Clinical Review

Smoking cessation: Tactics that make a difference

Author and Disclosure Information

Telephone “quitlines,” Web support, text messaging, and drugs all boost the quit rate—if you set the stage



This research is supported by the Intramural Research Program of the NIH, National Institute on Drug Abuse. The author has no other financial relationships relevant to this article.
Practice recommendations
  • Recommend that your patients take advantage of telephone counseling—it improves both the quit rate and the long-term abstinence rate. Web-based cessation programs also support smokers in all stages of quitting.
  • Encourage patients to use both pharmacotherapy and counseling to improve abstinence. Several medications—including bupropion and varenicline—achieve comparable rates of quitting and long-term abstinence.
  • Train your office staff to help identify and counsel smokers.

CASE Smoker who uses OCs

Ann G. is a 34-year-old mother of two who has been coming to the office for her annual Pap smear for several years. Her medical history is significant only for her vaginal deliveries and mild gastroesophageal reflux. She takes oral contraceptives (OCs) and uses over-the-counter ranitidine hydrochloride (Zantac) as needed. On Ann’s most recent annual visit, the medical assistant, Tammy, takes her vital signs. The chart has a section about smoking status, and Tammy notes that Ann is a smoker.

During the office visit, the ObGyn explains to Ann that her smoking is a serious health risk and advises her to quit. She also informs Ann that she needs to find a new form of birth control next year, as smoking increases the risks of using OCs, especially after age 35. Ann nervously laughs off the warning.

When she returns the following year, Ann confesses to Tammy that she is still a smoker. When Tammy asks about quitting, Ann remains adamant: “No way—I can’t do it.” Nonetheless, during the office visit, the ObGyn raises the subject again, and Ann admits that she is afraid that quitting smoking will cause her to gain weight. The physician attempts to address Ann’s fears, talks about other birth control options, and gives her a 3-month prescription for OCs. Before ending the visit, the ObGyn tells Ann that they will discuss what to do about birth control when she returns in 3 months.

Ann faces an uphill battle. The amount of nicotine in cigarettes is increasing,1 making it harder to quit. The good news is that the treatment of tobacco addiction is constantly improving, and the number of tools in our arsenal is growing. In fact, there are many resources that we can try before turning to the prescription pad. However, when needed, pharmacotherapy is an important adjunct in a patient’s struggle to achieve abstinence.

“5-A” strategy sets stage for success

Treating Tobacco Use and Dependence, a useful publication from the Agency for Healthcare Research and Quality (AHRQ), offers guidelines on many aspects of tobacco cessation, from counseling to pharmacotherapy to reimbursement.2,3 The guidelines break the smoking cessation process into five A’s:

  1. Ask each patient about her smoking status.
  2. Advise each patient who smokes that she needs to stop smoking.
  3. Assess your patient’s willingness to make a quit attempt in the next 30 days.
  4. Assist your patient in making this quit attempt or encourage her to consider a quit attempt later.
  5. Arrange close follow-up of any quit attempts to help prevent relapse.
The Ask and Act program from the American Academy of Family Physicians outlines a similar strategy.4 The program instructs physicians to Ask every patient about her tobacco use and to Act to help her quit, via on- or offsite counseling, telephone “quitlines,” patient education materials, self-help guides or Web sites, cessation classes, and pharmacotherapy.

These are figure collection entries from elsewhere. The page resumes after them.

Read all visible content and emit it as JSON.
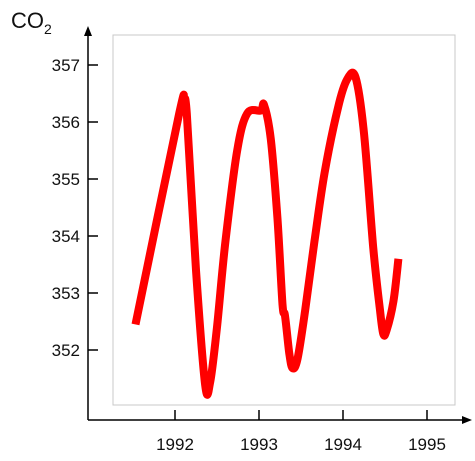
{
  "chart_data": {
    "type": "line",
    "title": "",
    "ylabel_main": "CO",
    "ylabel_sub": "2",
    "xlabel": "",
    "grid": false,
    "line_color": "#ff0000",
    "frame_color": "#c8c8c8",
    "x_ticks": [
      {
        "value": 1992,
        "label": "1992"
      },
      {
        "value": 1993,
        "label": "1993"
      },
      {
        "value": 1994,
        "label": "1994"
      },
      {
        "value": 1995,
        "label": "1995"
      }
    ],
    "y_ticks": [
      {
        "value": 352,
        "label": "352"
      },
      {
        "value": 353,
        "label": "353"
      },
      {
        "value": 354,
        "label": "354"
      },
      {
        "value": 355,
        "label": "355"
      },
      {
        "value": 356,
        "label": "356"
      },
      {
        "value": 357,
        "label": "357"
      }
    ],
    "series": [
      {
        "points": [
          [
            1991.53,
            352.45
          ],
          [
            1992.05,
            356.15
          ],
          [
            1992.1,
            356.3
          ],
          [
            1992.14,
            356.15
          ],
          [
            1992.25,
            353.4
          ],
          [
            1992.36,
            351.38
          ],
          [
            1992.42,
            351.45
          ],
          [
            1992.5,
            352.4
          ],
          [
            1992.6,
            353.9
          ],
          [
            1992.74,
            355.5
          ],
          [
            1992.86,
            356.15
          ],
          [
            1993.02,
            356.2
          ],
          [
            1993.06,
            356.3
          ],
          [
            1993.14,
            355.7
          ],
          [
            1993.22,
            354.3
          ],
          [
            1993.28,
            352.8
          ],
          [
            1993.31,
            352.6
          ],
          [
            1993.36,
            351.95
          ],
          [
            1993.4,
            351.68
          ],
          [
            1993.46,
            351.85
          ],
          [
            1993.55,
            352.7
          ],
          [
            1993.66,
            353.9
          ],
          [
            1993.78,
            355.1
          ],
          [
            1993.94,
            356.25
          ],
          [
            1994.05,
            356.75
          ],
          [
            1994.15,
            356.78
          ],
          [
            1994.25,
            355.8
          ],
          [
            1994.36,
            353.8
          ],
          [
            1994.44,
            352.7
          ],
          [
            1994.48,
            352.28
          ],
          [
            1994.52,
            352.35
          ],
          [
            1994.6,
            352.85
          ],
          [
            1994.66,
            353.6
          ]
        ]
      }
    ]
  }
}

Take advantage of every opportunity you have to discuss the issue with patients; short conversations can make a difference. A Cochrane review of 39 trials including 31,000 smokers revealed that even brief advice—simply encouraging patients to quit—was statistically significant in helping the smoker quit (odds ratio [OR]=1.74; 95% confidence interval [CI], 1.48–2.05).5 The pooled data generated a quit rate difference of 2.5%: for every 40 people who were told to quit, one more smoker would.